Questa impostazione viene ritenuta ormai lontana dalla realtà, in quanto è evidente la possibilità di apprendere e di sviluppare la creatività, con l’allenamento mentale e l’abitudine a risolvere i problemi senza percorrere le vie abituali e ricalcare le orme di chi ci ha preceduto, ma individuando nuovi percorsi e strade innovative. Come ci ricorda Silvio Motta, marketing manager di Hj International, in un’intervista concessa al Sole24ore, “la creatività non è patrimonio esclusivo di poche persone geniali, ma è un seme che va coltivato. Creare significa avere una nuova visione anche di qualcosa che già esiste; in questa accezione anche copiare, ispirarsi, assemblare, può tradursi in innovazione”. Questa impostazione viene radicalizzata dal vicepresidente di Parmalat, Domenico Barili, che afferma: “Oggi all’interno delle aziende è diffusa la malattia dell’impotenza creativa, a causa di una sempre maggior presenza di manager costruiti in laboratorio piuttosto che di gente con idee. Sembra che le imprese innovino ma nella maggior parte dei casi si tratta di imprese che copiano”.
Nel mondo delle imprese c’è spesso una tendenza a diffidare di chi propone nuove idee, di chi cerca di rinnovare la cultura aziendale o di elaborare nuove attività e processi aziendali; ma questo è uno dei limiti più evidenti della nostra economia.
La crisi economica internazionale di questi anni è stata prodotta, tra l’altro, dal tentativo di ristrutturare le attività economiche sulla base delle nuove tecnologie produttive, delle telecomunicazioni e dei trasporti.
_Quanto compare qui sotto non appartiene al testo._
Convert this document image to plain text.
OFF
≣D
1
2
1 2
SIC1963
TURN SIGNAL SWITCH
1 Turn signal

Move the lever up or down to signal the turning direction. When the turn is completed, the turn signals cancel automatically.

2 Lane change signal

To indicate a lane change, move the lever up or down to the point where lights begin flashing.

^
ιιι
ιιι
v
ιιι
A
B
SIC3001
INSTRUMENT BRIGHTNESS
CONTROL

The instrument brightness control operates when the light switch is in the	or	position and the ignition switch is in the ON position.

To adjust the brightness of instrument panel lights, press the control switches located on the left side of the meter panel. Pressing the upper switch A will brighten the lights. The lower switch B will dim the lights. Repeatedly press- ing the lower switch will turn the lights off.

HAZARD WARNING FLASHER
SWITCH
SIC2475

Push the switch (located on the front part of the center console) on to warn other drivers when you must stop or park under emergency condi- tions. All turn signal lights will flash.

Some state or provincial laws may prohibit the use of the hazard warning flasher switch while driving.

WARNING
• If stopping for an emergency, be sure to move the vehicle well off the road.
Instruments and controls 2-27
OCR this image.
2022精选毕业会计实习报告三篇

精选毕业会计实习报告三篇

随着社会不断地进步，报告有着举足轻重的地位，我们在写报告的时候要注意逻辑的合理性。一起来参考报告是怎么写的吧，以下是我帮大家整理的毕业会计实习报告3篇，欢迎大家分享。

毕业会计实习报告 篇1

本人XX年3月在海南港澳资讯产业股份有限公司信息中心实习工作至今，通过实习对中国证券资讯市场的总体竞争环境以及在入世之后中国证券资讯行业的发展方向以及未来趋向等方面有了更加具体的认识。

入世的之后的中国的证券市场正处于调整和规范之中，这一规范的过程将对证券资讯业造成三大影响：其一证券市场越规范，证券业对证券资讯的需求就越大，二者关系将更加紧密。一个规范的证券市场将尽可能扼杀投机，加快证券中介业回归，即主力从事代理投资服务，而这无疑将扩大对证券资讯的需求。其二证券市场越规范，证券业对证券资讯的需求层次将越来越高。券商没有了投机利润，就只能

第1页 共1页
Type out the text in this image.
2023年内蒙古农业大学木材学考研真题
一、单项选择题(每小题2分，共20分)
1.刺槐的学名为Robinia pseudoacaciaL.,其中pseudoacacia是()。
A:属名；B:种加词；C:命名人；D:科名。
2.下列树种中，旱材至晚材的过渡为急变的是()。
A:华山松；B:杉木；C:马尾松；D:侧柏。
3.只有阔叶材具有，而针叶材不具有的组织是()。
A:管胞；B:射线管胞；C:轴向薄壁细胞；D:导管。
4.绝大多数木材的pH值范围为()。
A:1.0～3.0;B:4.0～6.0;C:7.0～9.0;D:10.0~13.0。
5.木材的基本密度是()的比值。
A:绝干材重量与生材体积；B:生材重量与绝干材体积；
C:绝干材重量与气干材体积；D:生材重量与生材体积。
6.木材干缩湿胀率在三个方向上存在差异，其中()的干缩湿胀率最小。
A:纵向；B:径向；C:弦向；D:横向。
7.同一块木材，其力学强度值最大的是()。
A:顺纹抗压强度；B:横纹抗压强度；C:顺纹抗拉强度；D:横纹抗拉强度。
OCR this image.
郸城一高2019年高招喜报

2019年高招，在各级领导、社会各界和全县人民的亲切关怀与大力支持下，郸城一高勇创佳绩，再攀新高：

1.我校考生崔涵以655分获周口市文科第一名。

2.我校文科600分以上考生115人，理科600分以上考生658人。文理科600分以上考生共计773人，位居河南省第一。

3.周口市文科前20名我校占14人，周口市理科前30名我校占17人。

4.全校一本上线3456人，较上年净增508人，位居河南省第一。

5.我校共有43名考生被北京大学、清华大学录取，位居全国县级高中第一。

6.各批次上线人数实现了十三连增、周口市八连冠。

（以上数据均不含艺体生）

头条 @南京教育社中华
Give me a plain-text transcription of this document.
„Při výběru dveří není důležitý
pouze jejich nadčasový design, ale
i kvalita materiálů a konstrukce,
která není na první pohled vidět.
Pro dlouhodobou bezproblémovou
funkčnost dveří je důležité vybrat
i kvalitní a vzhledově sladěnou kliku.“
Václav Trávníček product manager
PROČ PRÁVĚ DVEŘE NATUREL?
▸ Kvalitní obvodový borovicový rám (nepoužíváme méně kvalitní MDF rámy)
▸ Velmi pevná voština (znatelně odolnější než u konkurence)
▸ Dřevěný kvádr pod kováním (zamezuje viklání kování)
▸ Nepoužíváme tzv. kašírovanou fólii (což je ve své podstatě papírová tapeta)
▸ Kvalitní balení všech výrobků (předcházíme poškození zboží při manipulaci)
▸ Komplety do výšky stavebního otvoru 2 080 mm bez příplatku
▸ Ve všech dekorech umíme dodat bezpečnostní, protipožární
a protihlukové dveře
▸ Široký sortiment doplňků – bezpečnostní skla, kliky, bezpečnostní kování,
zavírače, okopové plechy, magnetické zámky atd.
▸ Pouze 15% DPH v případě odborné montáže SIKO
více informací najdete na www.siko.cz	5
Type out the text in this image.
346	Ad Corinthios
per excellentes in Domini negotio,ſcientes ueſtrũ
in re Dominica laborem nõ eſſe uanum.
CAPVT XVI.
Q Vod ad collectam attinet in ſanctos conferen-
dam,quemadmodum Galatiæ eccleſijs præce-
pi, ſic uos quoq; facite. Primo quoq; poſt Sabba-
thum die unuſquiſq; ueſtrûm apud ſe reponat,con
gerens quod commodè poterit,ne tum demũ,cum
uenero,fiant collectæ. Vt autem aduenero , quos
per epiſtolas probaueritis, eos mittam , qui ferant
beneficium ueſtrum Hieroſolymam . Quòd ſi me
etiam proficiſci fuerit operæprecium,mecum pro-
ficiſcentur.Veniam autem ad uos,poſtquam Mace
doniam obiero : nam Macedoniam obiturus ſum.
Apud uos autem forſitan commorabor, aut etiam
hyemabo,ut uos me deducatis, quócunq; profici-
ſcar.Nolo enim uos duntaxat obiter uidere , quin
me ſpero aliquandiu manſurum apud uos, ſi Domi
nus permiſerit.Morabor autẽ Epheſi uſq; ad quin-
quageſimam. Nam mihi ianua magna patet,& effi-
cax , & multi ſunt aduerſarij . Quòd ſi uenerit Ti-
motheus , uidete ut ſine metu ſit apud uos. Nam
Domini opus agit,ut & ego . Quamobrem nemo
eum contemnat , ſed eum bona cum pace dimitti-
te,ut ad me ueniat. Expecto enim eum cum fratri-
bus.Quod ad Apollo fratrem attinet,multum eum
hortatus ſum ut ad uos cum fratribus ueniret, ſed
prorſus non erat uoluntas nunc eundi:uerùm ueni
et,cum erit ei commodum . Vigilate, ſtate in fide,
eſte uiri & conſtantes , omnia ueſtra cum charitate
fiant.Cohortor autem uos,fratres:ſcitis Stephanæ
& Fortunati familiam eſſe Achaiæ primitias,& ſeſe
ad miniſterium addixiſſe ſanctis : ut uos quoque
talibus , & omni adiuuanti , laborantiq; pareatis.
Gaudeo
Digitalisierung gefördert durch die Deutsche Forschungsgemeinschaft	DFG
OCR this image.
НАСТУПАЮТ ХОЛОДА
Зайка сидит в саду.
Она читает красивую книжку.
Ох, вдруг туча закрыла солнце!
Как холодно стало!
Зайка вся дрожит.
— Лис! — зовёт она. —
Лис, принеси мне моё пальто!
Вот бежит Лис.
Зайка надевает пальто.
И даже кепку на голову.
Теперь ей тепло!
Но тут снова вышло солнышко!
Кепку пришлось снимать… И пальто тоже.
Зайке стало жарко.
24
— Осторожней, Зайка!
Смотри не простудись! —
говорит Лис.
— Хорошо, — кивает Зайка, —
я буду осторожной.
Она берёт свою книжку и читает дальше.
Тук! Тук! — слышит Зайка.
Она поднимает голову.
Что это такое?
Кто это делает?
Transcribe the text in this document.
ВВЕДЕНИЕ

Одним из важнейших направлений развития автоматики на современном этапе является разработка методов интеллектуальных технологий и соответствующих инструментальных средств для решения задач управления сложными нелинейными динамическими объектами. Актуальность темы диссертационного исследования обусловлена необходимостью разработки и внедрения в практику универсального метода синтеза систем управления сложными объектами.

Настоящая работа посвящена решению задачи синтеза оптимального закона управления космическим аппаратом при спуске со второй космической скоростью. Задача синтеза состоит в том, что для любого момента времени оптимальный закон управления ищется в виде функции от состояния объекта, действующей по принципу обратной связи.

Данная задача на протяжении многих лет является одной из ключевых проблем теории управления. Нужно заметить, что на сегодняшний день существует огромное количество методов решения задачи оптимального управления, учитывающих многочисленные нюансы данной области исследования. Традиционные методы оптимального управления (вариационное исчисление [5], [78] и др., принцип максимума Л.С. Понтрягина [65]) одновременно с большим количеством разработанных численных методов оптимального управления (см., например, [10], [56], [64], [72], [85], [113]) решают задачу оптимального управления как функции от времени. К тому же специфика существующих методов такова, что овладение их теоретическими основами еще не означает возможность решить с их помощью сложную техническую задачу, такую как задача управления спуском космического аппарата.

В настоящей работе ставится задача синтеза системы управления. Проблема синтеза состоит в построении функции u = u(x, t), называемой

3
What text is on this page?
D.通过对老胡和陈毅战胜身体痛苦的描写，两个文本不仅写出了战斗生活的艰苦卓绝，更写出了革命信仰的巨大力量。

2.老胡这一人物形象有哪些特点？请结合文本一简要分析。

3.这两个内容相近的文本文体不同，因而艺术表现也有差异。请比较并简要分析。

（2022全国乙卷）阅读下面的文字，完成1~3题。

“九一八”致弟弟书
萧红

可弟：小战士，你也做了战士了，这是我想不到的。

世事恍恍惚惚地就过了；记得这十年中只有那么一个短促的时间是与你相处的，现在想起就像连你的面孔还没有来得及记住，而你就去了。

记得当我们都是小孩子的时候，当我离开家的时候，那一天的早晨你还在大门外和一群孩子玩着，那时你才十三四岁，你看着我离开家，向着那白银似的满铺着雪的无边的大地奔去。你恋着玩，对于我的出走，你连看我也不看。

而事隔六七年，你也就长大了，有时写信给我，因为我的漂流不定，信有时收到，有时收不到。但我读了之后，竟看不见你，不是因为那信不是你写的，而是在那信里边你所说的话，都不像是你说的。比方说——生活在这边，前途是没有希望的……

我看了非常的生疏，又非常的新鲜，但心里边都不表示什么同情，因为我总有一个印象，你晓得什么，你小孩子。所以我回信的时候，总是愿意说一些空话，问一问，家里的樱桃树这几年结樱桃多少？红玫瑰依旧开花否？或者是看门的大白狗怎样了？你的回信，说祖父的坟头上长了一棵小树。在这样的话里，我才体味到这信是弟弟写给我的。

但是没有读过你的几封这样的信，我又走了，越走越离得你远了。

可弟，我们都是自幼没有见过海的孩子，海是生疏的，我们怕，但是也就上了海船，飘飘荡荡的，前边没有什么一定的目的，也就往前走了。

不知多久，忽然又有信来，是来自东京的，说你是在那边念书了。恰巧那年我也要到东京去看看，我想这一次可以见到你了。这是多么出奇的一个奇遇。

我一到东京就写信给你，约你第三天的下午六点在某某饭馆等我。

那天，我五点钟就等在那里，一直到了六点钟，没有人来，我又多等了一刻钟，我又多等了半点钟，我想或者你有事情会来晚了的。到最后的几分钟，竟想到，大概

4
A questi cambiamenti radicali ed epocali è seguito uno sforzo a livello internazionale per adeguare le pratiche organizzative ed i processi aziendali alle nuove potenzialità emerse.
Questo percorso è stato affrontato e superato con un certo successo da molte aziende transnazionali a capitale statunitense, ma anche tedesco, francese, o da economie con forti connotati di innovatività, come quelle asiatiche.
In Italia, il trend sembra essere profondamente diverso; l’occasione di ristrutturare la nostra economia per impostare una competitività a lungo termine non è stata colta in pieno.
In queste settimana si torna a parlare di sviluppo dell’economia: il PIL statunitense ha mostrato una crescita che non si verificava dal 1984, mentre l’Europa, nonostante alcuni problemi evidenti, ha costruito attorno a Francia, Germania e Gran Bretagna un polo economico orientato ai servizi e alle nuove tecnologie.
L’Italia non ha ancora colto l’occasione ed è rimasta al “palo”; nei dibattiti e sui giornali si continua a discutere di parole troppo spesso astratte, come flessibilità e competitività, ma nei fatti la nostra economia rimane legate a dinamiche troppo arretrate.
Le lamentele delle piccole e medie imprese italiane, per la concorrenza di paesi che producono con costi molto inferiori, come il caso della Cina, può sembrare legittima, ma cela problemi profondi che devono essere risolti.
Anche le grandi imprese italiane sono pervase da un carattere di arretratezza che ne frena lo sviluppo in maniera evidente; per questo la creatività e la spinta all’innovazione sono considerate le risorse fondamentali per un rilancio necessario della nostra economia.
L’attenzione alla gestione della conoscenza, Knowledge Management, e all’utilizzo della creatività nei processi di lavoro è una caratteristica che le aziende italiane si trovano a dover sviluppare per adeguarsi alle economie più evolute ed efficaci.
Così, alla domanda che ci siamo posti all’inizio, e cioè dove va a finire la competitività italiana, rispondiamo che non è ancora dato saperlo, ma senza dubbio, la nostra imprenditorialità mostra troppi segnali di arretratezza e di mancanza di dinamismo; occorrono manager formati alle nuove sfide del mercato ed imprese pronte ad accogliere sistemi di gestione innovativi ed orientati alla gestione della conoscenza e alla valorizzazione dei cosiddetti knowledge workers.
A volte la risposta ad un periodo economico non positivo, non è nei tagli e nella riduzione dei costi pura e semplice… è possibile investire per essere più forti ed adattabili, proprio come richiede il mercato.